You may have seen a video camera before, or maybe even used one. Some people used to refer to the camera as "the mechanical eye", which is an interesting turn of phrase because it suggests that a machine could have the wherewithal to see, and perhaps ponder the world around it.
And normally a camera uses its seeing eye to project a view outwards, into the world, which is then captured as light on a tape, or memory device. But sometimes, a camera can also look inwards, into itself. And the words inspection, circumspection, and introspection all share a common root - which comes from the Latin "specere", which is the same origin of the word "spectacle". Another way to say this would be that the more we "look" (which comes from the Germanic heritage of the language) the more we may "see".

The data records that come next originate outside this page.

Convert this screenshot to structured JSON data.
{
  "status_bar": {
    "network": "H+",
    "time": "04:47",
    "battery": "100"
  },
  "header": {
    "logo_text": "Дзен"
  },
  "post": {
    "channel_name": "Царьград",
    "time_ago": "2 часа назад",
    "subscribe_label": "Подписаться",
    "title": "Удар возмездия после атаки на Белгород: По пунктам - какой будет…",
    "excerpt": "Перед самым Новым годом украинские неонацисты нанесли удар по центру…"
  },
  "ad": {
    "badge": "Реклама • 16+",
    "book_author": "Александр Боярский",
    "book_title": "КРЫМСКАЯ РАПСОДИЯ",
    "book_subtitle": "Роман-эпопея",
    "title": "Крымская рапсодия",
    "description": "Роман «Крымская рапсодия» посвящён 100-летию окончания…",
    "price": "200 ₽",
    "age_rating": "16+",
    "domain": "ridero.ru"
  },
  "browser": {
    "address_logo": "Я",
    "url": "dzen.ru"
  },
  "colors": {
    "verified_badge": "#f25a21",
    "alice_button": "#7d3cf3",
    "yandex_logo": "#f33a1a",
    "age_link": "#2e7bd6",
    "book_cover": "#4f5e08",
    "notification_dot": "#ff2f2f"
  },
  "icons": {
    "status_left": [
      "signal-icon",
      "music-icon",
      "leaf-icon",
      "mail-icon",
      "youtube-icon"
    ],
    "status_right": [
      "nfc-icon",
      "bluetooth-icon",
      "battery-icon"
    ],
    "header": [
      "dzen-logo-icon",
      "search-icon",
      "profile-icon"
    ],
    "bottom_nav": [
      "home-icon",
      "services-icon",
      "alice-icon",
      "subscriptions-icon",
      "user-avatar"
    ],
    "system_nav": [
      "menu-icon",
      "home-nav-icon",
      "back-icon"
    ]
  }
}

And while the word "inspection" has a scientific, authoritative sound to it, the word "gaze" may sound a bit more abrupt, or harsh perhaps, don't you think? And maybe that's because one word suggests purpose, a reason for looking... while the other word sounds a bit like looking for the sake of it, or just staring for no good reason. But it may also be that different words have different sources, origins, and I wouldn't want to judge one place of origin as being better or worse than another. Just different perhaps.
When the camera blinks, it says CLOCK SET.
It's a bit like when you wake up in the morning, or after a nap, and stretch that body and rub those eyes. This time, you don't have to do anything in particular, but you may be most comfortable just closing those eyes whenever you feel like it.